Asked if the organisation should pursue a particular set of goals, like zero-carbon technologies or solutions for an ageing society, the minister cited the examples of GPS and the internet as the unintended products of blue-sky research. Asked what she hoped a UK Arpa would achieve, she replied: “Probably we don’t know what it is that we’re trying to achieve, because it might not exist yet. And the whole glory of something like Arpa is about allowing that freedom for discovery.”
No decisions have yet been made on who should lead the organisation. The successful candidate would need to be an “expert scientist”, a leader and “visionary who can articulate what it is they want to do”, Ms Solloway said.
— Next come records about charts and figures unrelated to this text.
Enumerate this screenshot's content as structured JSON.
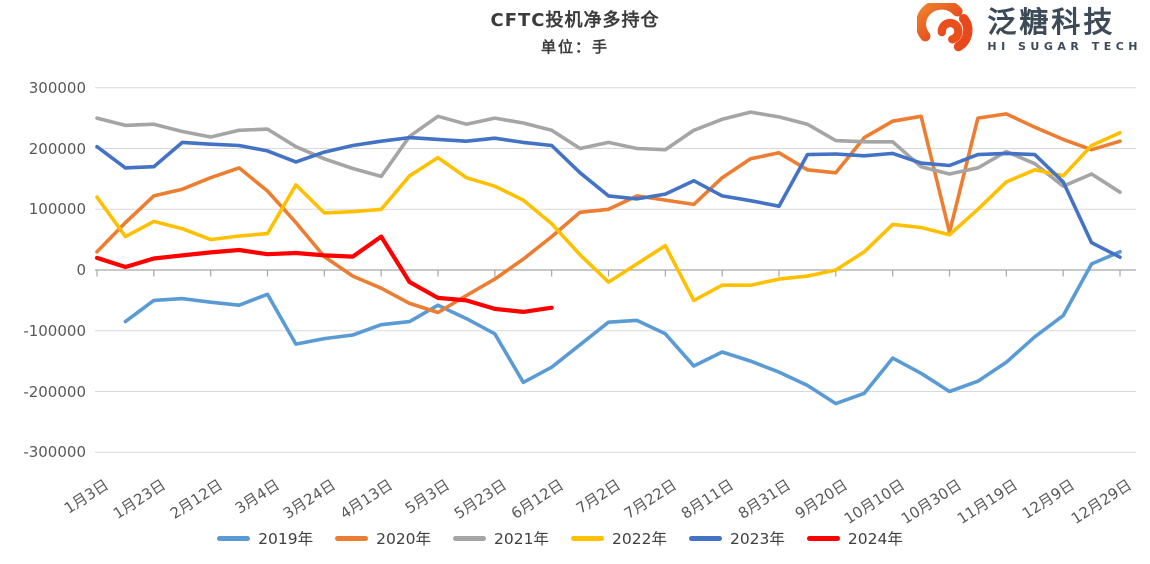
{
  "title": "CFTC投机净多持仓",
  "subtitle": "单位：手",
  "logo": {
    "name": "泛糖科技",
    "sub": "HI SUGAR TECH"
  },
  "colors": {
    "grid": "#d9d9d9",
    "axis": "#a6a6a6",
    "tick_text": "#595959",
    "title_text": "#3b3b3b",
    "logo_orange": "#e8481c",
    "logo_orange2": "#f07c22",
    "logo_navy": "#3d4a58"
  },
  "chart_data": {
    "type": "line",
    "title": "CFTC投机净多持仓",
    "subtitle": "单位：手",
    "ylabel": "手",
    "ylim": [
      -300000,
      300000
    ],
    "grid": true,
    "legend_position": "bottom",
    "y_ticks": [
      300000,
      200000,
      100000,
      0,
      -100000,
      -200000,
      -300000
    ],
    "y_tick_labels": [
      "300000",
      "200000",
      "100000",
      "0",
      "-100000",
      "-200000",
      "-300000"
    ],
    "x_labels": [
      "1月3日",
      "1月23日",
      "2月12日",
      "3月4日",
      "3月24日",
      "4月13日",
      "5月3日",
      "5月23日",
      "6月12日",
      "7月2日",
      "7月22日",
      "8月11日",
      "8月31日",
      "9月20日",
      "10月10日",
      "10月30日",
      "11月19日",
      "12月9日",
      "12月29日"
    ],
    "samples_per_label": 2,
    "series": [
      {
        "name": "2019年",
        "color": "#5b9bd5",
        "values": [
          null,
          -85000,
          -50000,
          -47000,
          -53000,
          -58000,
          -40000,
          -122000,
          -113000,
          -107000,
          -90000,
          -85000,
          -58000,
          -80000,
          -105000,
          -185000,
          -160000,
          -123000,
          -86000,
          -83000,
          -105000,
          -158000,
          -135000,
          -150000,
          -168000,
          -190000,
          -220000,
          -203000,
          -145000,
          -170000,
          -200000,
          -183000,
          -152000,
          -110000,
          -75000,
          10000,
          30000
        ]
      },
      {
        "name": "2020年",
        "color": "#ed7d31",
        "values": [
          30000,
          78000,
          122000,
          133000,
          152000,
          168000,
          130000,
          78000,
          22000,
          -10000,
          -30000,
          -55000,
          -70000,
          -42000,
          -15000,
          18000,
          55000,
          95000,
          100000,
          122000,
          115000,
          108000,
          152000,
          183000,
          193000,
          165000,
          160000,
          218000,
          245000,
          253000,
          62000,
          250000,
          257000,
          235000,
          215000,
          198000,
          212000
        ]
      },
      {
        "name": "2021年",
        "color": "#a5a5a5",
        "values": [
          250000,
          238000,
          240000,
          228000,
          219000,
          230000,
          232000,
          203000,
          183000,
          167000,
          154000,
          220000,
          253000,
          240000,
          250000,
          242000,
          230000,
          200000,
          210000,
          200000,
          198000,
          230000,
          248000,
          260000,
          252000,
          240000,
          213000,
          211000,
          211000,
          170000,
          158000,
          168000,
          195000,
          175000,
          138000,
          158000,
          128000
        ]
      },
      {
        "name": "2022年",
        "color": "#ffc000",
        "values": [
          120000,
          55000,
          80000,
          68000,
          50000,
          56000,
          60000,
          140000,
          94000,
          96000,
          100000,
          155000,
          185000,
          152000,
          138000,
          115000,
          76000,
          25000,
          -20000,
          10000,
          40000,
          -50000,
          -25000,
          -25000,
          -15000,
          -10000,
          0,
          30000,
          75000,
          70000,
          58000,
          100000,
          145000,
          165000,
          155000,
          205000,
          226000
        ]
      },
      {
        "name": "2023年",
        "color": "#4472c4",
        "values": [
          203000,
          168000,
          170000,
          210000,
          207000,
          205000,
          196000,
          178000,
          194000,
          205000,
          212000,
          218000,
          215000,
          212000,
          217000,
          210000,
          205000,
          160000,
          122000,
          117000,
          125000,
          147000,
          122000,
          114000,
          105000,
          190000,
          191000,
          188000,
          192000,
          176000,
          172000,
          190000,
          192000,
          190000,
          145000,
          45000,
          21000
        ]
      },
      {
        "name": "2024年",
        "color": "#ff0000",
        "values": [
          20000,
          5000,
          19000,
          24000,
          29000,
          33000,
          26000,
          28000,
          24000,
          22000,
          55000,
          -20000,
          -46000,
          -50000,
          -64000,
          -69000,
          -62000,
          null,
          null,
          null,
          null,
          null,
          null,
          null,
          null,
          null,
          null,
          null,
          null,
          null,
          null,
          null,
          null,
          null,
          null,
          null,
          null
        ]
      }
    ]
  }
}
Sarah Hodgetts, deputy director for UKRI sponsorship and Arpa at BEIS, added that the future chief executive should command a large salary determined “outside of the normal pay restrictions”.
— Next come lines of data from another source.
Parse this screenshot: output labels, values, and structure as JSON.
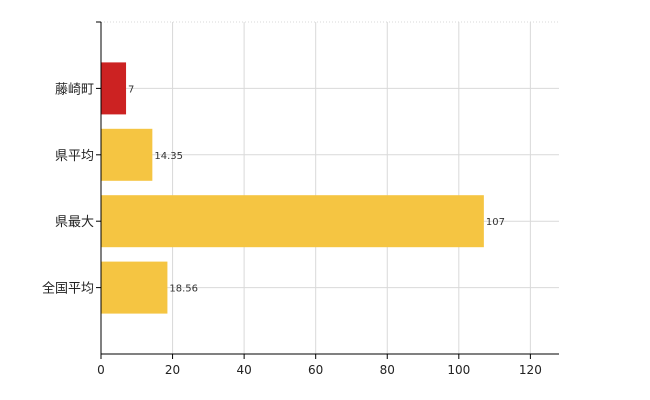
{
  "chart_data": {
    "type": "bar",
    "orientation": "horizontal",
    "categories": [
      "藤崎町",
      "県平均",
      "県最大",
      "全国平均"
    ],
    "values": [
      7,
      14.35,
      107,
      18.56
    ],
    "data_labels": [
      "7",
      "14.35",
      "107",
      "18.56"
    ],
    "colors": [
      "#cc2222",
      "#f5c542",
      "#f5c542",
      "#f5c542"
    ],
    "xlim": [
      0,
      128
    ],
    "x_ticks": [
      0,
      20,
      40,
      60,
      80,
      100,
      120
    ],
    "grid": true,
    "title": "",
    "xlabel": "",
    "ylabel": ""
  }
}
The committee also heard from UKRI chief executive Prof Dame Ottoline Leyser, who expressed her support for the Arpa-style agency.
She said the future body would operate like its US counterpart, which comprises around 200 employees who “pull in” collaborators from across the American research base.
Asked if the agency should be under the remit of UKRI or outside it, Dame Ottoline said: “I think it’s absolutely crucial that it has protections in in the context of its budget, it needs to be able to make long term very stable investments, it needs to work very freely and fluidly. And if those protections can be delivered inside UKRI, so that they’re not being endlessly asked whether [their research] is novel or contentious, then it could operate entirely effectively inside UKRI. It could also operate entirely effectively outside.”
“But I think in the long term, it’s really valuable to have a small percentage of the public sector R&D spend committed to these very experimental approaches,” she added.
Dame Ottoline was also pressed for her response to the government’s commitment to reduce bureaucracy within the R&D sector and in particular her view of the future of Athena SWAN in the funding landscape.
“I am a huge fan of the Athena SWAN process; I’ve led Athena SWAN submissions work at all the all the organisations I’ve worked at for the last 20 years. I find the process extremely valuable and useful, because it’s a deeply self-reflective process.
“A number of years ago, the National Institute for Health Research (NIHR) decided to make it compulsory to get a particular level in Athena SWAN to receive their awards. And whilst, in some ways, this has had a very positive impact by driving the issue up the agenda, in terms of doing the process in a high-quality way, I think there is a strong argument that it has had a negative impact, because people are forced to do it in a way that is against the philosophy of the process.
“That’s how I interpret the government directive, which is, don’t place an emphasis on particular schemes, ask the substantive question about whether the system you’re building is really high-quality, and in order to be high quality [it] has got to be inclusive and take into consideration diversity.”